The leadership of the city’s public safety apparatus — police, fire, buildings, jails — have all seen resignations. In the most recent example, the police commissioner, Edward Caban, resigned soon after the FBI seized his phone as well as those of his twin brother and others in senior NYPD jobs. Soon came news that the feds raided the homes of Caban's interim replacement, Tom Donlon.
Although Adams is the first mayor in modern New York City history to be criminally charged while in office, he’s not the first to face debilitating scandal. Mushrooming corruption probes in the 1980s led Ed Koch to contemplate suicide. The bribe-taking, womanizing Jimmy Walker, mayor from 1926 to 1932, would have been charged had he not fled with his mistress to Europe. And William O'Dwyer, mayor from 1946 to 1950, quit and was appointed ambassador to Mexico while under the weight of a bookie scandal involving cops in Brooklyn.
But nowadays the mayoralty is far more powerful, and the public expects more from government than in Jimmy Walker’s time, said McNickle, who's writing a fourth book that will cover the O'Dwyer scandal.
As for Adams, he came into office in 2022 promising to "get stuff done," and he said he's not done doing that.
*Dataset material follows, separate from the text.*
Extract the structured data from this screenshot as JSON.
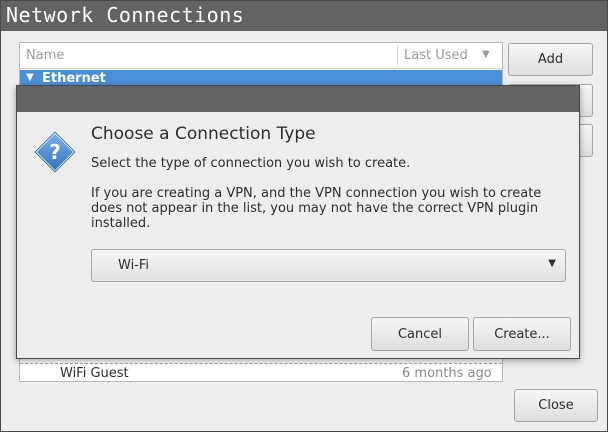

In the aftermath of the indictment, Adams has gone about his business as usual, meeting with an Italian journalist, dancing at a senior center in Harlem, delivering impromptu remarks to personnel at City Hall and speaking from a pulpit at a Jamaica, Queens, church.
“I do a lot of praying, and I’m looking forward, when I leave here, to go on and continue to do what I do, moving our city forward,” Adams said Saturday. “That is what needs to take place now.”